Потерянное наследство тамплиера (Ефимова) - страница 36

«Не для того я горбатился всю свою жизнь, — говорил отец на её просьбы устроиться на работу, — чтоб моя дочь впахивала на дядю».

Она всегда понимала отца, вернее, не так, он каждый раз ей напоминал о своей потере, объясняя своё поведение тирана. Он стыдил её своим горем, словно маленькая Стася тогда, много лет назад, тоже не потеряла самое главное, словно её не надо было жалеть.

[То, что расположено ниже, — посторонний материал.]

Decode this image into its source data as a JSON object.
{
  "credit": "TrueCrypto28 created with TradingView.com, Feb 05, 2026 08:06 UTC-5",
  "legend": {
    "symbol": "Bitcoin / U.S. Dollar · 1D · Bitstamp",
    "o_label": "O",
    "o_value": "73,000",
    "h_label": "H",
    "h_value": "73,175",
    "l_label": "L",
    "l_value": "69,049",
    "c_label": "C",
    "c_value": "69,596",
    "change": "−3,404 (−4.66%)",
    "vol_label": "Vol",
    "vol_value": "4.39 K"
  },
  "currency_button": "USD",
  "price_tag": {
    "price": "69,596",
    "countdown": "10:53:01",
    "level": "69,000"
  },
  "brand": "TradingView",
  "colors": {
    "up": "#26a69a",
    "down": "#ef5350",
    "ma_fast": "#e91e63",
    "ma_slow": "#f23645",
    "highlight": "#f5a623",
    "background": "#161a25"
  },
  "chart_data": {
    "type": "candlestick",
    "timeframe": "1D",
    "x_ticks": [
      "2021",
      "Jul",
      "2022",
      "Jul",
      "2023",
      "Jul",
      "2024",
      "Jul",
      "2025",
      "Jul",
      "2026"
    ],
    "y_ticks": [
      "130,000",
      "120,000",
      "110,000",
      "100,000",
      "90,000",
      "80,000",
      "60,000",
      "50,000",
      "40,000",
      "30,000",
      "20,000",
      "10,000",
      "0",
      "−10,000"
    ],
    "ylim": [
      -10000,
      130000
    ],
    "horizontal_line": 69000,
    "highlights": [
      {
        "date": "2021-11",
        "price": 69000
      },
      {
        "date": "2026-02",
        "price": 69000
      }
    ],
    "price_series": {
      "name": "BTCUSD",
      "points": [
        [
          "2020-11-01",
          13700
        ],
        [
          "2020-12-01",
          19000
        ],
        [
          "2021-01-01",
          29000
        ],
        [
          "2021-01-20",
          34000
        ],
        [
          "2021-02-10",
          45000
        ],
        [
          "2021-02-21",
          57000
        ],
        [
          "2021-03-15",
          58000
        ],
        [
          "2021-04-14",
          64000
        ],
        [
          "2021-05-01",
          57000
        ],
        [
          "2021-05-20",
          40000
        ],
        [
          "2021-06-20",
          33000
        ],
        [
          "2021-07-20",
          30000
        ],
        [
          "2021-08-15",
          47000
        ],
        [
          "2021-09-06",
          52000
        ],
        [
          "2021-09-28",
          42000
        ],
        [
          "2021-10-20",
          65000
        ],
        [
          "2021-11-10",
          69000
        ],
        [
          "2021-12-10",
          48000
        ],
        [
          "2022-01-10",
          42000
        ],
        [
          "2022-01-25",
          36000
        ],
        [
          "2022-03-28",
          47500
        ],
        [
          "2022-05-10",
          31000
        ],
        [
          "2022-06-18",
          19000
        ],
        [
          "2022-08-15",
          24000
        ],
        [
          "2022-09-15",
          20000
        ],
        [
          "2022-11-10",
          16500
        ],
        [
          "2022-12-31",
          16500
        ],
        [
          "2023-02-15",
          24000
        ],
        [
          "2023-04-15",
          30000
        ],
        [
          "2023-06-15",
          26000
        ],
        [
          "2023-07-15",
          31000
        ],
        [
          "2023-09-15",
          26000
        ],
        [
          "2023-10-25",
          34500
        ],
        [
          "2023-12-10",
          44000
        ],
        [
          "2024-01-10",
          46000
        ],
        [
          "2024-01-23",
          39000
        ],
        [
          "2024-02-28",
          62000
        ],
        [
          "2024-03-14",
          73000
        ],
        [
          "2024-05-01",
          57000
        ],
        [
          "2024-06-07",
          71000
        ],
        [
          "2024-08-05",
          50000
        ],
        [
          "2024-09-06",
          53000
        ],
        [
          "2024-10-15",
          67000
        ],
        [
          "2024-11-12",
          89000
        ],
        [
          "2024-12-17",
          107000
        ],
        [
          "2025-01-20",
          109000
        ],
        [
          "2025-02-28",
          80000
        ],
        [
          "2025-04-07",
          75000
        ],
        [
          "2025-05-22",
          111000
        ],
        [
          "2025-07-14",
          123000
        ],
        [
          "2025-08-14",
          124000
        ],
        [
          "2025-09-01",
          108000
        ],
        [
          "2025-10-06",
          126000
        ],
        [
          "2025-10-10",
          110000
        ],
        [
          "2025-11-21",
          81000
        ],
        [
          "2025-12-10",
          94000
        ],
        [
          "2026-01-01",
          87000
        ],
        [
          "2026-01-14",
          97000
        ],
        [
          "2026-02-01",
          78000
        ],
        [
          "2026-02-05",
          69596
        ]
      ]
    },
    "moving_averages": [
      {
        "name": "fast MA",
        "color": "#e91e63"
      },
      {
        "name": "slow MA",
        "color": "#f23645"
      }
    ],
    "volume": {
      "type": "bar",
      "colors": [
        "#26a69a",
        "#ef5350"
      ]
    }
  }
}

Пятнадцать лет назад мама не вернулась домой, просто пропала, словно испарилась в воздухе. Папа подключил полицию, ждал он и звонка о выкупе, принимая и версию похищения, но время шло, а ничего не происходило. Так и пролетели все эти годы в ожидании и мучительном непонимании, что же произошло на самом деле. Отец даже соорудил во дворе дома что-то вроде склепа, где стояла большая мамина фотография и всегда свежие живые цветы — лилии. Так звали мать, Лилия, поэтому никаких других разновидностей цветов, только большие, по мнению Стаси, резко пахнущие монстры. Раз в день, утром или вечером, а иногда и дважды, когда позволяло отцу время, они ходили туда и сидели около получаса, глядя на фотографию молодой улыбающейся женщины. Стася ненавидела это место, от приторного запаха цветов, проникающего в самые глубины души, и от горя, которым было пропитано данное сооружение, ей становилось плохо. Но каждый раз, когда она робко пробовала отказаться туда идти, отец начинал плакать и упрекать Станиславу, что она плохая дочь.

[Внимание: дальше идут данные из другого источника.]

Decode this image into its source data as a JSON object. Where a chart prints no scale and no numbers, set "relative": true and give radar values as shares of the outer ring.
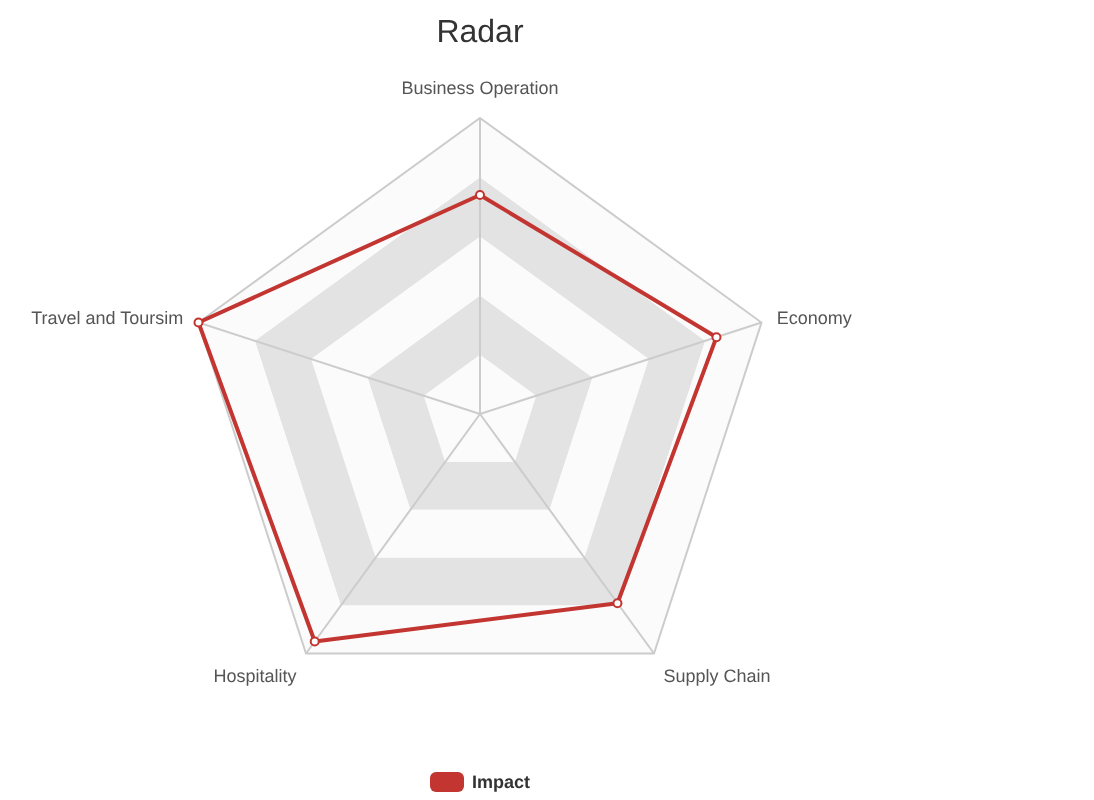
{
  "chart_data": {
    "type": "radar",
    "title": "Radar",
    "categories": [
      "Business Operation",
      "Economy",
      "Supply Chain",
      "Hospitality",
      "Travel and Toursim"
    ],
    "series": [
      {
        "name": "Impact",
        "color": "#c23531",
        "values": [
          0.74,
          0.84,
          0.79,
          0.95,
          1.0
        ]
      }
    ],
    "relative": true,
    "grid": true,
    "legend": "bottom",
    "marker": "circle"
  }
}
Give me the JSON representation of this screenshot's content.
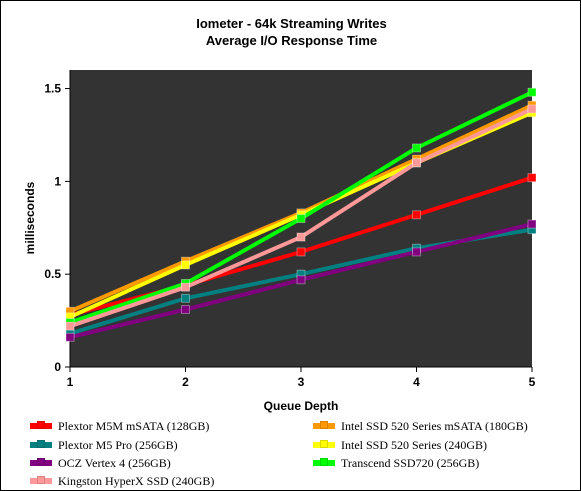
{
  "chart_data": {
    "type": "line",
    "title": "Iometer - 64k  Streaming Writes",
    "subtitle": "Average I/O Response  Time",
    "xlabel": "Queue Depth",
    "ylabel": "milliseconds",
    "x": [
      1,
      2,
      3,
      4,
      5
    ],
    "xticks": [
      "1",
      "2",
      "3",
      "4",
      "5"
    ],
    "ylim": [
      0,
      1.6
    ],
    "yticks": [
      "0",
      "0.5",
      "1",
      "1.5"
    ],
    "grid": false,
    "background": "#333333",
    "legend_position": "bottom",
    "series": [
      {
        "name": "Plextor M5M mSATA (128GB)",
        "color": "#ff0000",
        "values": [
          0.28,
          0.44,
          0.62,
          0.82,
          1.02
        ]
      },
      {
        "name": "Intel SSD 520 Series mSATA (180GB)",
        "color": "#ff9900",
        "values": [
          0.3,
          0.57,
          0.83,
          1.12,
          1.41
        ]
      },
      {
        "name": "Plextor M5 Pro (256GB)",
        "color": "#008080",
        "values": [
          0.18,
          0.37,
          0.5,
          0.64,
          0.74
        ]
      },
      {
        "name": "Intel SSD 520 Series (240GB)",
        "color": "#ffff00",
        "values": [
          0.27,
          0.55,
          0.82,
          1.1,
          1.37
        ]
      },
      {
        "name": "OCZ Vertex 4 (256GB)",
        "color": "#800080",
        "values": [
          0.16,
          0.31,
          0.47,
          0.62,
          0.77
        ]
      },
      {
        "name": "Transcend SSD720 (256GB)",
        "color": "#00ff00",
        "values": [
          0.24,
          0.45,
          0.8,
          1.18,
          1.48
        ]
      },
      {
        "name": "Kingston HyperX SSD (240GB)",
        "color": "#ff9999",
        "values": [
          0.22,
          0.43,
          0.7,
          1.1,
          1.39
        ]
      }
    ]
  }
}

«Ты последнее, что у меня осталось», — вздыхал отец, вытирая скупую мужскую слезу, и Стася сразу соглашалась со всеми его условиями. Золотая клетка давила настолько, что у молодой двадцатилетней девушки совсем не было друзей. Даже когда она училась в Кембридже, то жила не в кампусе, как и положено студентам, а в квартире, купленной специально неподалёку от университета. Русскую девушку, ходящую постоянно с охранником, боялись и обходили стороной. Поэтому учёба, на которую так возлагала надежды Стася, мало чем отличалась от жизни в доме. Единственной привилегией этого времени была возможность не ходить ежедневно в семейный склеп. Но и здесь отец проявил настойчивость, и дочь летала в Москву каждый месяц, хотя бы на день. «Я понимаю, что тебе необходимо побыть у матери», — говорил он, делая трагическое лицо, и все подготовленные заранее слова, что она не хочет, что ей это не нужно и противно, застревали в горле, и Стася смиренно летела в Москву посетить импровизированный склеп. Ничего не изменилось, когда учёба закончилась. Каждый день на протяжении полугода Станислава пыталась поговорить с отцом о том, что ей невыносимо сидеть дома, что она хочет работать и ходить без охранников по городу, но натыкалась на презрительный взгляд и слова с придыханием: «Да как ты можешь так поступать с отцом, чем тебе мешает охрана, сиди себе в кафе сколько хочешь. Не разбивай отцу сердце глупостями».